Dabei legt die BaFin ein besonderes Augenmerk auf die Auswirkungen der Ergebnisse der ERB auf die Unternehmenssteuerung bzw. die Geschäfts- und Risikostrategie. Davon abgesehen beschäftigen aktuell die Branche der Pensionskassen zwei Themen: die Zinsentwicklung und Nachhaltigkeitsrisiken. Der ansteigende Zins bedeutet eine große Entlastung für Pensionskassen, birgt kurzfristig aber auch Gefahren. Mit Blick auf Nachhaltigkeitsrisiken positioniert sich die BaFin angesichts der Verschärfung klimapolitischer Maßnahmen eindeutig und fordert einen intensiveren Umgang damit. Hierbei ermöglicht das NGFS-Parameterset eine quantitative Analyse der Auswirkung einer erhöhten CO2-Bepreisung.

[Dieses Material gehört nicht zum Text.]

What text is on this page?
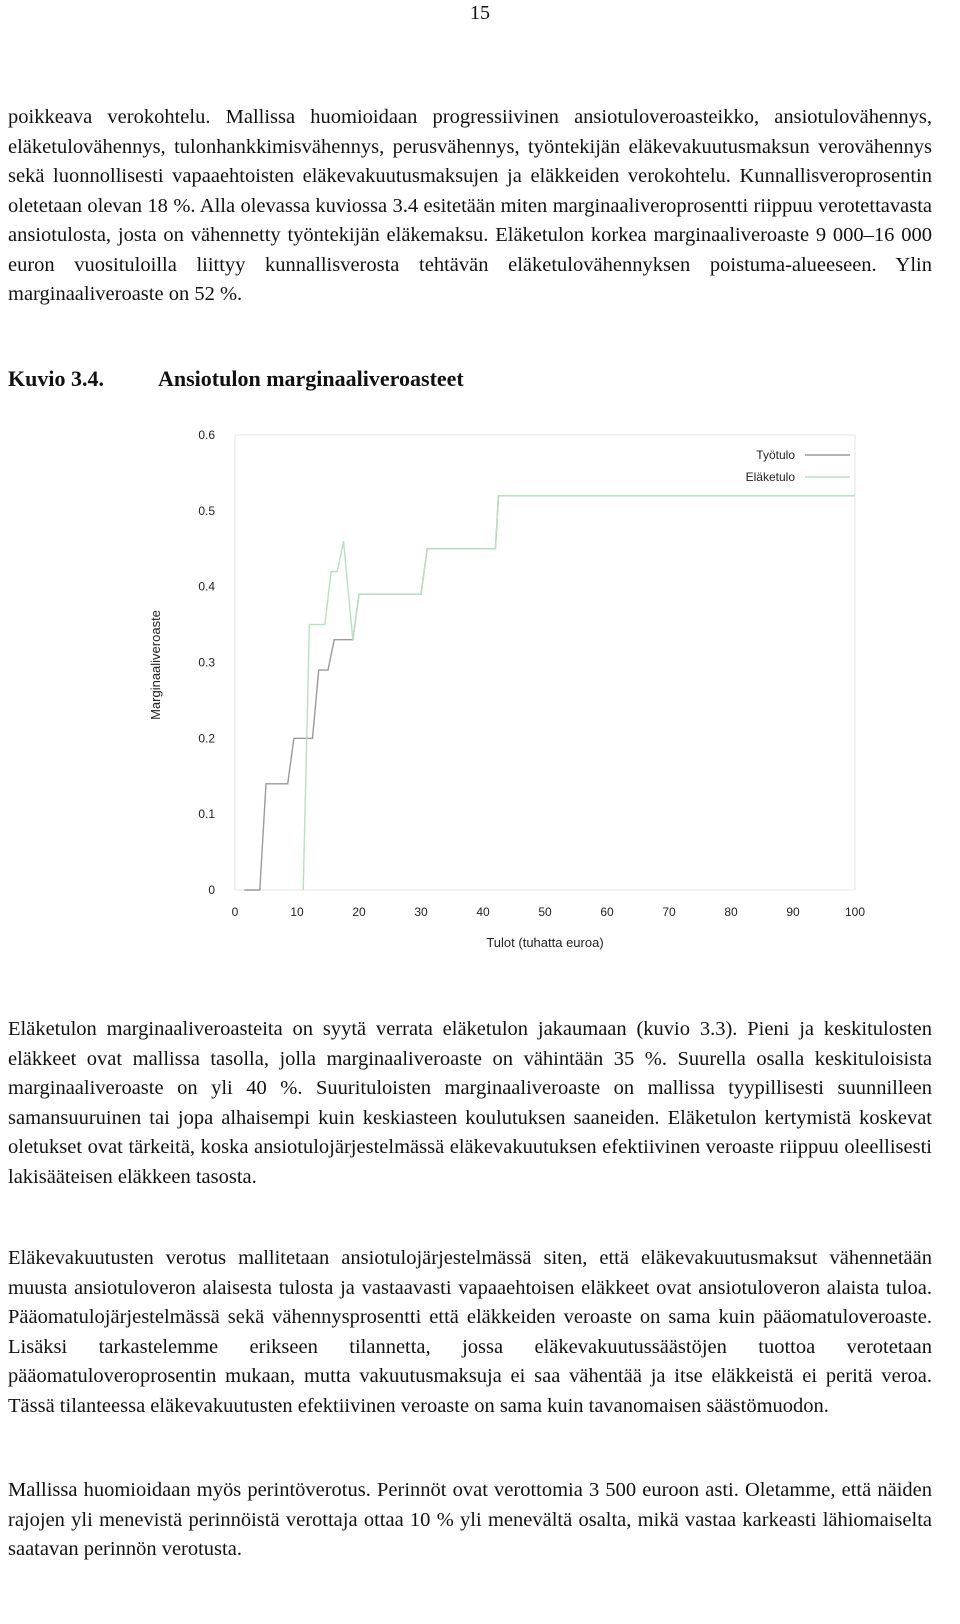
15

poikkeava verokohtelu. Mallissa huomioidaan progressiivinen ansiotuloveroasteikko, ansiotulovähennys, eläketulovähennys, tulonhankkimisvähennys, perusvähennys, työntekijän eläkevakuutusmaksun verovähennys sekä luonnollisesti vapaaehtoisten eläkevakuutusmaksujen ja eläkkeiden verokohtelu. Kunnallisveroprosentin oletetaan olevan 18 %. Alla olevassa kuviossa 3.4 esitetään miten marginaaliveroprosentti riippuu verotettavasta ansiotulosta, josta on vähennetty työntekijän eläkemaksu. Eläketulon korkea marginaaliveroaste 9 000–16 000 euron vuosituloilla liittyy kunnallisverosta tehtävän eläketulovähennyksen poistuma-alueeseen. Ylin marginaaliveroaste on 52 %.

Kuvio 3.4. Ansiotulon marginaaliveroasteet
0
0.1
0.2
0.3
0.4
0.5
0.6
0	10	20	30	40	50	60	70	80	90	100
Marginaaliveroaste
Tulot (tuhatta euroa)
Työtulo
Eläketulo

Eläketulon marginaaliveroasteita on syytä verrata eläketulon jakaumaan (kuvio 3.3). Pieni ja keskitulosten eläkkeet ovat mallissa tasolla, jolla marginaaliveroaste on vähintään 35 %. Suurella osalla keskituloisista marginaaliveroaste on yli 40 %. Suurituloisten marginaaliveroaste on mallissa tyypillisesti suunnilleen samansuuruinen tai jopa alhaisempi kuin keskiasteen koulutuksen saaneiden. Eläketulon kertymistä koskevat oletukset ovat tärkeitä, koska ansiotulojärjestelmässä eläkevakuutuksen efektiivinen veroaste riippuu oleellisesti lakisääteisen eläkkeen tasosta.

Eläkevakuutusten verotus mallitetaan ansiotulojärjestelmässä siten, että eläkevakuutusmaksut vähennetään muusta ansiotuloveron alaisesta tulosta ja vastaavasti vapaaehtoisen eläkkeet ovat ansiotuloveron alaista tuloa. Pääomatulojärjestelmässä sekä vähennysprosentti että eläkkeiden veroaste on sama kuin pääomatuloveroaste. Lisäksi tarkastelemme erikseen tilannetta, jossa eläkevakuutussäästöjen tuottoa verotetaan pääomatuloveroprosentin mukaan, mutta vakuutusmaksuja ei saa vähentää ja itse eläkkeistä ei peritä veroa. Tässä tilanteessa eläkevakuutusten efektiivinen veroaste on sama kuin tavanomaisen säästömuodon.

Mallissa huomioidaan myös perintöverotus. Perinnöt ovat verottomia 3 500 euroon asti. Oletamme, että näiden rajojen yli menevistä perinnöistä verottaja ottaa 10 % yli menevältä osalta, mikä vastaa karkeasti lähiomaiselta saatavan perinnön verotusta.
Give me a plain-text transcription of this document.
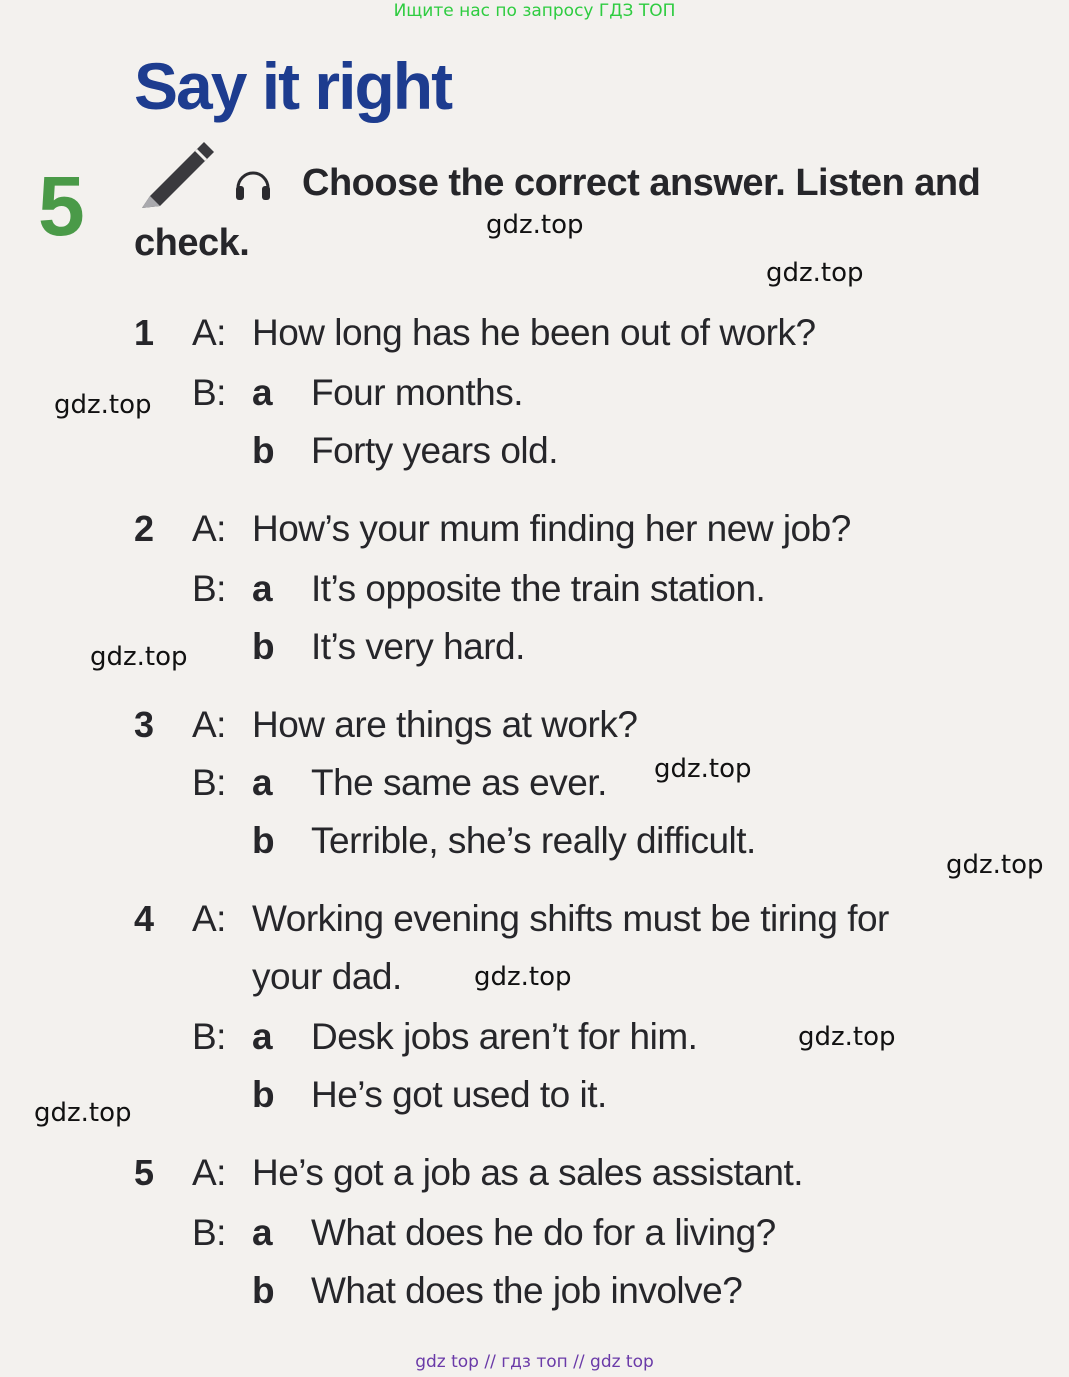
Ищите нас по запросу ГДЗ ТОП
Say it right
5	Choose the correct answer. Listen and
check.
1 A: How long has he been out of work?
B: a Four months.
b Forty years old.
2 A: How’s your mum finding her new job?
B: a It’s opposite the train station.
b It’s very hard.
3 A: How are things at work?
B: a The same as ever.
b Terrible, she’s really difficult.
4 A: Working evening shifts must be tiring for
your dad.
B: a Desk jobs aren’t for him.
b He’s got used to it.
5 A: He’s got a job as a sales assistant.
B: a What does he do for a living?
b What does the job involve?
gdz.top
gdz.top
gdz.top
gdz.top
gdz.top
gdz.top
gdz.top
gdz.top
gdz.top
gdz top // гдз топ // gdz top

Leistungsformen bei Pensionskassen – Möglichkeiten und Grenzen
Dr. Rainer Goldbach, Aon Solutions Germany GmbH, München, regte mit seinem Vortrag „Leistungsformen bei Pensionskassen – Möglichkeiten und Grenzen“ zum Nachdenken an. Die einleitende Frage war bei diesem Vortrag: Welche Folgen hatte die Niedrigzinsphase für die Leistungsseite, vor allem, wie kann das Rentenniveau hinsichtlich der Startrente gehalten werden? Eine weitere Frage war zudem: was passiert nach einer anschließenden Erholung des Kapitalmarktes: erholt sich das Überschusspotenzial (hoffentlich), und wie entwickelt sich der tarifliche Rechnungszins? Alternative Leistungsformen anstelle von gleichbleibender bzw. gleichmäßig steigender Rente könnten hier eine Lösung darstellen, wenn Leistungen so vorgezogen werden, dass sich die Charakteristik der beiden Varianten - Flexibilisierung der tariflichen Leistungen (Teilkapitalzahlung in Raten) und der Überschuss-Leistungen - annähert? Allerdings sind bei der Ausgestaltung verschiedener Flexibilisierungsmodelle in der Leistungsphase auch die Grenzen, also die rechtlichen Grundlagen für Pensionskassen mit Bezug zur Leistungsform zu beachten. Hier sind im Einzelnen vor allem zu nennen: Steuerrecht – EStG, Aufsichtsrecht – VAG, Arbeitsrecht – BetrAVG.
Arbeitsrechtliches Update
Während der Tagung standen zudem aktuelle arbeitsrechtliche Themen im Mittelpunkt. Karen Seebach vom BVV Versicherungsverein des Bankgewerbes, Ralf Klein von der Pensionskasse Hoechst und Thomas Obenberger von Willis Towers Watson boten ein „Arbeitsrechtliches Update“. Frau Seebach beleuchtete die neuesten Entscheidungen des Bundesarbeitsgerichts (BAG) und die aktuelle Gesetzgebung zur betrieblichen Altersversorgung. Besonders hervorgehoben wurde der aktuelle Stand des Online-Portals der Digitalen Rentenübersicht und die angekündigten Verordnung gemäß § 13 Abs. 3 RentÜG. Diese bis Ende 2023 erwartete Verordnung soll einen verbindlichen Stichtag für die Anbindung von Vorsorgeeinrichtungen festlegen. Erwartet wird aktuell der 31.12.2024 als Stichtag. Für kleinere Vorsorgeeinrichtungen wären gestaffelte Anbindungen und andere Übergangsregelungen von Vorteil.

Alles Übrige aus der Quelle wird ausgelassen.